Dans un communiqué, l’OBAPG qualifie cette décision des nouvelles autorités d’« injuste et inique », estimant qu’elle pénalise davantage des populations civiles qui ne sont pas responsables de la situation sécuritaire.
« Depuis plus de deux semaines, aucun commerçant n’est autorisé à acheminer du carburant vers Kalonge et Bunyakiri. Des contrôles systématiques des véhicules sont effectués à Kazingo et à Civanga, ce qui paralyse plusieurs secteurs essentiels de la vie communautaire », déplore Yoweli Nyabirungu membres de l’organisation.
L’OBAPG souligne que cette restriction a des conséquences directes sur le fonctionnement des structures sanitaires. Selon elle, plusieurs établissements de santé éprouvent d’énormes difficultés à faire fonctionner leurs équipements et à assurer certaines interventions médicales.
« Aujourd’hui, il devient difficile pour les structures sanitaires de faire fonctionner leurs appareils. Pourtant, pour réaliser une intervention chirurgicale, il faut impérativement de l’énergie. Comment en trouver sans carburant ? », s’interroge l’organisation.

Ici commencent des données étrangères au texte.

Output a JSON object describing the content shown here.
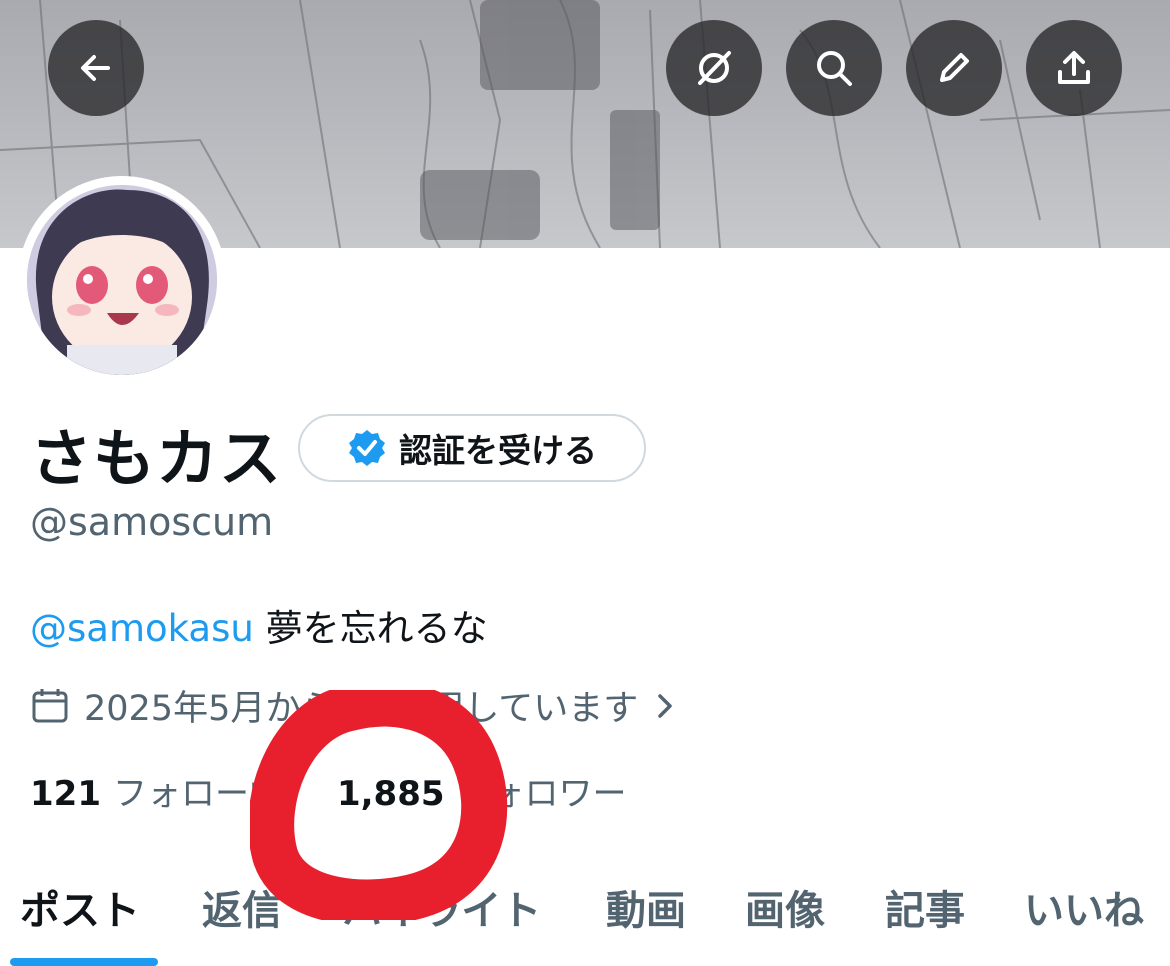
{
  "header": {
    "back_icon": "arrow-left-icon",
    "actions": [
      "grok-icon",
      "search-icon",
      "edit-icon",
      "share-icon"
    ]
  },
  "profile": {
    "display_name": "さもカス",
    "verify_button_label": "認証を受ける",
    "handle": "@samoscum",
    "bio": {
      "mention": "@samokasu",
      "text": "夢を忘れるな"
    },
    "joined_text": "2025年5月からXを利用しています",
    "following_count": "121",
    "following_label": "フォロー中",
    "followers_count": "1,885",
    "followers_label": "フォロワー"
  },
  "tabs": [
    {
      "label": "ポスト",
      "active": true
    },
    {
      "label": "返信",
      "active": false
    },
    {
      "label": "ハイライト",
      "active": false
    },
    {
      "label": "動画",
      "active": false
    },
    {
      "label": "画像",
      "active": false
    },
    {
      "label": "記事",
      "active": false
    },
    {
      "label": "いいね",
      "active": false
    }
  ],
  "colors": {
    "accent": "#1d9bf0",
    "secondary_text": "#536471",
    "annotation": "#e8202e"
  }
}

Le secteur agroalimentaire n’est pas épargné. Les moulins servant à la transformation du manioc sont également à l’arrêt, entraînant une rareté de la farine et compliquant davantage l’accès à l’alimentation pour les ménages.
« Les moulins destinés à moudre le manioc sont aussi frappés par cette décision. Il devient difficile de trouver de la farine pour l’alimentation des familles », indique l’OBAPG.
L’organisation alerte également sur la hausse continue du coût du transport en commun, conséquence directe de la pénurie de carburant.
« Le prix du transport ne cesse de grimper de jour en jour, rendant les déplacements de plus en plus difficiles pour la population », ajoute-t-elle.
Face à cette situation, l’OBAPG appelle les autorités à lever cette mesure afin de préserver les vies humaines et de soulager les communautés locales.
« Nous plaidons pour l’autorisation immédiate de l’acheminement du carburant dans ces entités où les populations continuent de subir les effets de la guerre alors qu’elles n’en sont nullement responsables », conclut l’organisation.